Engineers miniaturizing optoelectronic devices to elevate performance have met two challenges as they try to shrink these next-generation electronics: one, “amorphous” thin-film materials tend to lose their quality and, two, ultrathin materials become almost transparent, and as a result, they lose the ability to absorb photons.
Electrical engineering professors Zhenqiang (Jack) Ma and Zongfu Yu at UW–Madison, as well as Qiaoqiang Gan at UB, built a single-crystalline germanium nanomembrane photodetector device that surmounts the aforementioned hurdles to further improving optoelectronic performance. The researchers assembled the device by utilizing a unique fabrication method, integrating conventional bulk semiconductor wafers, such as silicon and germanium, to realize single-crystalline films on foreign substrates.
Semiconducting materials such as germanium lack the atomic structure — the regular, repeating order of a crystal — ideal for smaller optoelectronic applications. However, the researchers used a nanocavity interference mechanism to enhance and circulate the light absorbed by the material.

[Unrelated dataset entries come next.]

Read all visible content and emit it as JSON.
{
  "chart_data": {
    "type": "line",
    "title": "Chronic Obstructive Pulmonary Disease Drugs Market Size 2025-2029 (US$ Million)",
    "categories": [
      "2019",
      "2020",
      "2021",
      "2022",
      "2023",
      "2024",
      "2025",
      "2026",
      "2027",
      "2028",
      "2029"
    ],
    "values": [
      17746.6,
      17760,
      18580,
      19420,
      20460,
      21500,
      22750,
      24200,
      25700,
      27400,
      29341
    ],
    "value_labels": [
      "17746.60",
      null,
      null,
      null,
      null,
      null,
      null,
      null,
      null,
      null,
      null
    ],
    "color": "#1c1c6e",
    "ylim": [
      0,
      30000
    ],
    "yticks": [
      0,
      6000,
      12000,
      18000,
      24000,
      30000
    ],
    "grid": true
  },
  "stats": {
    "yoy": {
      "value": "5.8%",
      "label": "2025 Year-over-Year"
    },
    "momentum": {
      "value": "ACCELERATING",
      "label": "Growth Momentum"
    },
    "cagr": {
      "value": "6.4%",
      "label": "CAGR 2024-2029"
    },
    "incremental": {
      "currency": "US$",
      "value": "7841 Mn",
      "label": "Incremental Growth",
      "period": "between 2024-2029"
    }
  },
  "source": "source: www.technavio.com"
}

“The idea, basically, is you want to use a very thin material to realize the same function of devices in which you need to use a very thick material,” says Ma. “Because of the nano-cavities, the photons are ‘recycled’ so light absorption is substantially increased — even in very thin layers of material.”
The nanocavities of the new photodetector can be tuned to absorb specific light wavelengths, and to exhibit unique optoelectronic properties, such as the strong field effect and spectral selectivity.
This advance in optoelectronic technology makes it more feasible than ever to shrink industrial and consumer electronics without sacrificing performance.
“We’ve created an exceptionally small and extraordinarily powerful device that converts light into energy,” says Gan, associate professor of electrical engineering in UB’s School of Engineering and Applied Sciences. “The potential applications are exciting because it could be used to produce everything from more efficient solar panels to more powerful optical fibers.”